Quando questa festa ricorre in domenica, si proclamano le tre letture qui indicate; se la festa ricorre in settimana si sceglie come prima lettura una delle due che precedono il Vangelo; il Salmo Responsoriale è sempre lo stesso.
Prima Lettura
Dal libro del profeta Daniele (7,9-10.13-14)
Io continuavo a guardare,
quand’ecco furono collocati troni
e un vegliardo si assise.
La sua veste era candida come la neve
e i capelli del suo capo erano candidi come la lana;
il suo trono era come vampe di fuoco
con le ruote come fuoco ardente.
Un fiume di fuoco scendeva dinanzi a lui,
mille migliaia lo servivano
e diecimila miriadi lo assistevano.
La corte sedette e i libri furono aperti.
Guardando ancora nelle visioni notturne,
ecco apparire, sulle nubi del cielo,
uno, simile ad un figlio di uomo;
giunse fino al vegliardo e fu presentato a lui,
che gli diede potere, gloria e regno;
tutti i popoli, nazioni e lingue lo servivano;
il suo potere è un potere eterno,
che non tramonta mai, e il suo regno è tale
che non sarà mai distrutto.

* Il libro di Daniele racchiude l’ultima pagina della storia di questo mondo. Il profeta Daniele mostra che il Cristo in gloria rivelerà in tutto il suo splendore il compimento della creazione e della redenzione, rivelerà la risurrezione dei morti e la regalità universale del Crocifisso.
Salmo Responsoriale (dal Salmo 96)
Splende sul suo volto la gloria del Padre.

Il Signore regna, esulti la terra,
gioiscano le isole tutte.
Nubi e tenebre lo avvolgono,
giustizia e diritto sono la base del suo trono.
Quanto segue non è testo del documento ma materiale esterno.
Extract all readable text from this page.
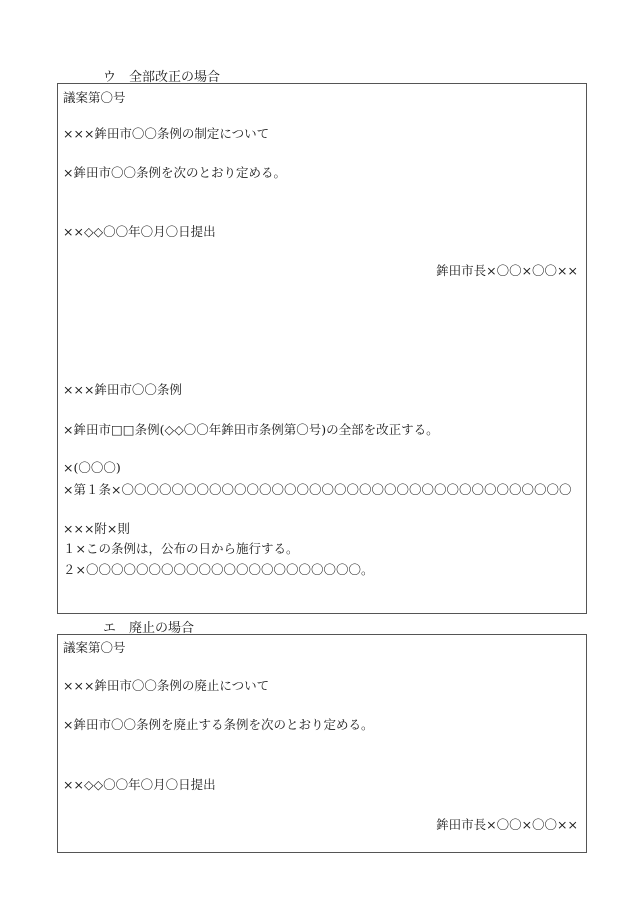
ウ　全部改正の場合
議案第〇号
×××鉾田市〇〇条例の制定について
×鉾田市〇〇条例を次のとおり定める。
××◇◇〇〇年〇月〇日提出
鉾田市長×〇〇×〇〇××
×××鉾田市〇〇条例
×鉾田市□□条例(◇◇〇〇年鉾田市条例第〇号)の全部を改正する。
×(〇〇〇)
×第１条×〇〇〇〇〇〇〇〇〇〇〇〇〇〇〇〇〇〇〇〇〇〇〇〇〇〇〇〇〇〇〇〇〇〇〇〇
×××附×則
１×この条例は，公布の日から施行する。
２×〇〇〇〇〇〇〇〇〇〇〇〇〇〇〇〇〇〇〇〇〇〇。
エ　廃止の場合
議案第〇号
×××鉾田市〇〇条例の廃止について
×鉾田市〇〇条例を廃止する条例を次のとおり定める。
××◇◇〇〇年〇月〇日提出
鉾田市長×〇〇×〇〇××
I monti fondono come cera davanti al Signore,
davanti al Signore di tutta la terra.
I cieli annunziano la sua giustizia
e tutti i popoli contemplano la sua gloria.

Tu sei, Signore,
l’Altissimo su tutta la terra,
tu sei eccelso sopra tutti gli déi.

Seconda lettura (o Prima lettura opzionale in settimana)
Dalla seconda lettera di San Pietro Apostolo (1,16-19)
Carissimi, non per essere andati dietro a favole artificiosamente inventate vi abbiamo fatto conoscere la potenza e la venuta del Signore nostro Gesù Cristo, ma perché siamo stati testimoni oculari della sua grandezza.
Egli ricevette infatti onore e gloria da Dio Padre quando dalla maestosa gloria gli fu rivolta questa voce: «Questi è il Figlio mio prediletto, nel quale mi sono compiaciuto».
Questa voce noi l’abbiamo udita scendere dal cielo mentre eravamo con lui sul santo monte. E così abbiamo conferma migliore della parola dei profeti, alla quale fate bene a volgere l’attenzione, come a lampada che brilla in un luogo oscuro, finché non spunti il giorno e la stella del mattino si levi nei vostri cuori.

* La trasfigurazione è il preludio alla venuta gloriosa del Signore Gesù, è una proiezione anticipata della Parusìa. La storicità di essa garantisce la certezza del ritorno trionfale del Cristo alla fine del mondo. E S .Pietro afferma: «Questa voce noi l’abbiamo udita scendere dal cielo mentre eravamo con lui sul santo monte».
Canto al Vangelo
Alleluia, alleluia.

Dalla nube luminosa si udì la voce del Padre:
«Questi è il mio Figlio prediletto: ascoltatelo».

Alleluia.

Vangelo
† Dal vangelo secondo Matteo (17,1-9)
In quel tempo, Gesù prese con sé Pietro, Giacomo e Giovanni suo fratello e li condusse in disparte, su un alto monte. E fu trasfigurato davanti a loro; il suo volto brillò come il sole e le sue vesti divennero candide come la luce. Ed ecco apparvero loro Mosè ed Elia, che conversavano con lui.
Pietro prese allora la parola e disse a Gesù: «Signore, è bello per noi restare qui; se vuoi, farò qui tre tende, una per te, una per Mosè e una per Elia».
Egli stava ancora parlando quando una nuvola luminosa li avvolse con la sua ombra. Ed ecco una voce che diceva: «Questi è il Figlio mio prediletto, nel quale mi sono compiaciuto. Ascoltatelo».
All’udire ciò, i discepoli caddero con la faccia a terra e furono presi da grande timore. Ma Gesù si avvicinò e, toccatili, disse: «Alzatevi e non temete». Sollevando gli occhi non videro più nessuno, se non Gesù solo.
E mentre discendevano dal monte, Gesù ordinò loro: «Non parlate a nessuno di questa visione, finché il Figlio dell’uomo non sia risorto dai morti».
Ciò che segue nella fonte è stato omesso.